FLAML icon indicating copy to clipboard operation
FLAML copied to clipboard

how to pass categorical features names or indices to learner

Open luigif2000 opened this issue 2 years ago • 5 comments

Dear, first of all thanks so much again for You awesome project and support.

I have thought to increase score best learner passing the features categorical information to the learner capable to manage categorical features. I rearrange Your extra argument example:

from flaml.data import load_openml_dataset from flaml import AutoML import numpy as np

X_train, X_test, y_train, y_test = load_openml_dataset(dataset_id=1169, data_dir="./")

cat_feat_index_list = np.where(X_train.dtypes != float) [0] cat_feat_index_list = cat_feat_index_list.astype(np.int32)
cat_feat_names_list = X_train.iloc[:,cat_feat_index_list].columns.to_list()

automl = AutoML() automl_settings = { "task": "classification", "time_budget": 60, "estimator_list": "auto", "fit_kwargs_by_estimator": { "catboost": { "cat_features": cat_feat_index_list,
} }, } automl.fit(X_train=X_train, y_train=y_train, **automl_settings)
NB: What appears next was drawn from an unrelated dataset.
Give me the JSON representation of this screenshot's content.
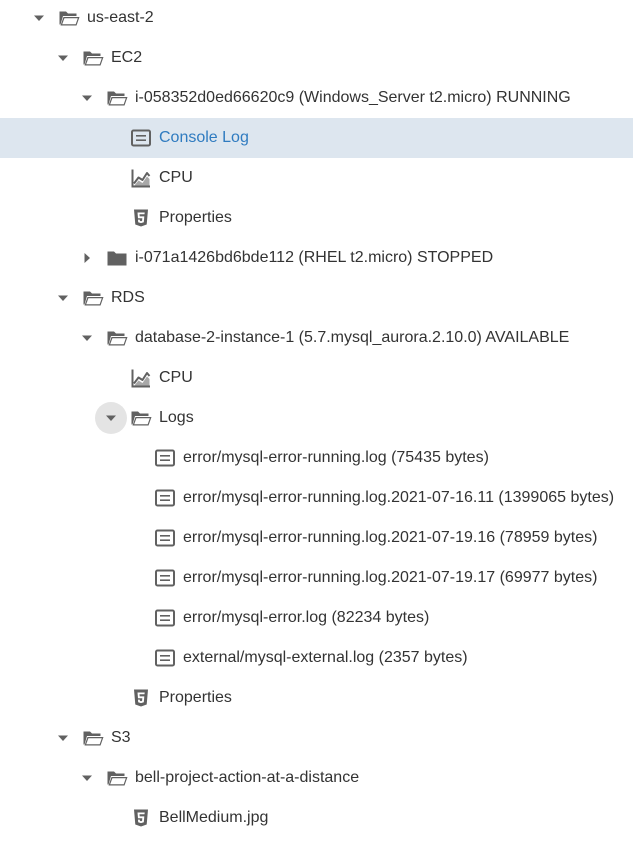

but get the following error:

TypeError: catboost.core.CatBoostClassifier.fit() got multiple values for keyword argument 'cat_features'.

I tried a lot workarounds but nothing.......no way.

Please could You kindly help me.

Thanks in advance.

luigi

luigif2000 avatar Nov 08 '22 13:11 luigif2000

Please could You kindly reply also usefull information about categorical features in flaml?!? how to manage? how to pass? other...thanks again

luigi

luigif2000 avatar Nov 08 '22 13:11 luigif2000

Have you tried to use pandas dataframe? The categorical features are supposed to be recognizable by flaml when using dataframe. And you don't need to pass that info to flaml. To support numpy array with categorical features, additional work is needed.

sonichi avatar Nov 08 '22 22:11 sonichi

Dear thanks so much: so no problem! I made the question because I use dataframe with many categorical features.......but when flaml converged and find the best model as xgboost, i notice that the enable_categorical flag is disable?!? Then i supposed that flaml not recognized the categorical!?!?

  1. Is there a way to verify that the categorical feature are recognized as real category, and used as categorical during the train?
  2. what about xgboost flag enable_categorical? how to set/verify the correct functionality of flaml regarding it?

Best regards.....

luigi

luigif2000 avatar Nov 09 '22 17:11 luigif2000

Hi @luigif2000 !

The enable_categorical flag is actually an experimental feature of xgboost and we don't support it yet. However FLAML (including its XGBoost wrapper) handles categorical features just fine, it just auto-preprocesses them, like here

If you want to double-check what's going on inside, you could run from source and place a breakpoint here.

Does that help?

ZmeiGorynych avatar Jan 20 '23 18:01 ZmeiGorynych

Hello @ZmeiGorynych and @sonichi !

I just came up with the same questioning as @luigif2000 regarding how FLAML handles categorical features. I noticed two things here:

  1. for SKLearnEstimator and LGBMEstimator estimators, current approach is to extract the numerical codes from category type pandas series, using apply(lambda x: x.cat.codes) in the _preprocess method, as you can see here and here, respectively

In the end of the day, this is a conversion from str to int (pretty much like an ordinal encoder), but no information about which features are in fact categorical are being passed to fit parameters of the above estimators. Thus, in the training phase, the categorical features are being treated as regular numerical features, without leveraging the capabilities of the algorithms to internally handle categorical features properly.

  1. CatBoostEstimator is the only one that is using the functionality of handling categorical features internally correctly, since the cat_features parameter is being created and passed to fit, as you can see here.

currently, both LGBMClassifier and XGBClassifier automatically detect and handle categorical features without the need to explicitly specify them as long as the dataframe is a pandas one and they are of the category type, as you can check in the official documentation here for LGBM and here for XGB (for this one, in addition to category type, the parameter enable_categorical must be set to True)

a possible solution for that would be not converting from category to int for LGBM and XGBoost so they can handle categorical features automatically.

PS.: LGBMClassifier can also takes a list of features name to identify categorical features as catboost does.

Best regards,

Pedro

phgui avatar Nov 16 '23 17:11 phgui